The question now is whether Motorola and Scientific-Atlanta, which is now owned by Cisco Systems Inc., can be sued for their role.

In the transactions that Charter persuaded Motorola and Scientific-Atlanta to engage in, the two suppliers bought advertising that was bankrolled with money from Charter, which paid a $20 premium on each of hundreds of thousands of cable TV set-top boxes, for a total of $17 million.

The amount of the overpayments equaled the amount the two suppliers paid for the advertising.

Charter reported the advertising payments as revenue, a step that helped Charter paint a rosy financial picture for the fourth quarter of 2000, a move designed to artificially inflate the price of the stock.

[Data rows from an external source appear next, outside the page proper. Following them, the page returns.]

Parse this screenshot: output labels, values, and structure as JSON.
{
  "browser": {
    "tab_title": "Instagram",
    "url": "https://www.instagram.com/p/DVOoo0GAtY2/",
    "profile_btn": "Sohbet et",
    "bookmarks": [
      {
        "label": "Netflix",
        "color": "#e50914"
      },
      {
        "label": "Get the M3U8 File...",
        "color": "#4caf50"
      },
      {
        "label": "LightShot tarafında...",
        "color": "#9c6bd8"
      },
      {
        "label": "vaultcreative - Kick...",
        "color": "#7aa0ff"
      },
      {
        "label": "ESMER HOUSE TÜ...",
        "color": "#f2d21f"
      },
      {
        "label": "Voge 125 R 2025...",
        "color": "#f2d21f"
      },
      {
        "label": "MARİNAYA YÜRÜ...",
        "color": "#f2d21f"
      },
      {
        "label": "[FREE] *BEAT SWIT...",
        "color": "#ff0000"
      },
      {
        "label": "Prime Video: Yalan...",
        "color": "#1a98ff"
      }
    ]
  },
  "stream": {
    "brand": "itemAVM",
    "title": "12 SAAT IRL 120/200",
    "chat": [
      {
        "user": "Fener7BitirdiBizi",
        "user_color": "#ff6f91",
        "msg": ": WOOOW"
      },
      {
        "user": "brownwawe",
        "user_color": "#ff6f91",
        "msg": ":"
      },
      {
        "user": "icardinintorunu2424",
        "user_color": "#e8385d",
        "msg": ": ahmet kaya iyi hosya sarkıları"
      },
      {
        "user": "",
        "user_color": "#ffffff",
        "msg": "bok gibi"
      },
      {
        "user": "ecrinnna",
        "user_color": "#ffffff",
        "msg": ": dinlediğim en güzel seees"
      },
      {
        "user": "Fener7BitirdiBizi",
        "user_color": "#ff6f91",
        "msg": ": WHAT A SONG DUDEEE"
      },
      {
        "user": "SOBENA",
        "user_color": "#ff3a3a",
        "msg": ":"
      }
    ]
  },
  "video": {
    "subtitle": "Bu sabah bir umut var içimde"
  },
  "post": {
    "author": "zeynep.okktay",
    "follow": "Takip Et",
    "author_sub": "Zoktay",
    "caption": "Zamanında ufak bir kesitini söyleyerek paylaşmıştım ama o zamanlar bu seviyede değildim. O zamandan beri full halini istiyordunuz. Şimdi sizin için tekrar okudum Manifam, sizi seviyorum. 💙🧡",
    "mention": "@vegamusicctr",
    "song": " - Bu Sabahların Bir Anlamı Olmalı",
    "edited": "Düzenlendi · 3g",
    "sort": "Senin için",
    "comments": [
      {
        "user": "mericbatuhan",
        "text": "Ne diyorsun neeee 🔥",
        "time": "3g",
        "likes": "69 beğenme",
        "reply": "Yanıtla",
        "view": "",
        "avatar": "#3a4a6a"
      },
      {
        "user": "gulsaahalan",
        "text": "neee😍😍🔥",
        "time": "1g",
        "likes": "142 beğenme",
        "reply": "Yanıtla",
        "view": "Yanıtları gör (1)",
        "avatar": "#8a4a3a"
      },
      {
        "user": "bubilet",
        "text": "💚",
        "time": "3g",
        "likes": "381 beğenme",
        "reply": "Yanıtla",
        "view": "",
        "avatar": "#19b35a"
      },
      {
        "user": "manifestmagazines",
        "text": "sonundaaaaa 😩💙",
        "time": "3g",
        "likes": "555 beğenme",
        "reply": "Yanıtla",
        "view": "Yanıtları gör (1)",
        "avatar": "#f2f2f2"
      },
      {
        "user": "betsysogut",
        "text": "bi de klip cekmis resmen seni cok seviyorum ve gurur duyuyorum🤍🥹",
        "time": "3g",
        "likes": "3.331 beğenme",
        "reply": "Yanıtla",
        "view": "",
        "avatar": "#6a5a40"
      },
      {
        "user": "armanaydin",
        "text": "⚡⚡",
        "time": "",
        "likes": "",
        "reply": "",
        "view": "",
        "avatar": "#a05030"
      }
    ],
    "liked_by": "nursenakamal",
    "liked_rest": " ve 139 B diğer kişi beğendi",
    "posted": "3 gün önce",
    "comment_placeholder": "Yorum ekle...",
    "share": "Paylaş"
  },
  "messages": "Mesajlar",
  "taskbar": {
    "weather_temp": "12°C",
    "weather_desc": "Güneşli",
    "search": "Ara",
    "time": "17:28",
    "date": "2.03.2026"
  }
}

Charter gave no indication to the investing public that the deals had occurred because Charter simply lumped in the $17 million with Charter’s quarterly totals.

In the lawsuit brought by Charter’s investors, Scientific-Atlanta and Motorola prevailed in the lower courts. The government took no action against anyone from the two firms regarding the deals with Charter.

Motorola and Scientific-Atlanta argue in papers before the Supreme Court that they should not be held liable in a lawsuit for engaging in conduct that the 8th U.S. Circuit Court of Appeals said at most amounted to an investors’ claim of aiding and abetting fraud by Charter’s executives.

The Supreme Court barred aiding and abetting claims for securities fraud 13 years ago.

Lawyers for Charter’s investors argued to the Supreme Court that the two suppliers took an active part in the fraud, creating a phony paper trail to conceal the “sham” nature of what they were doing.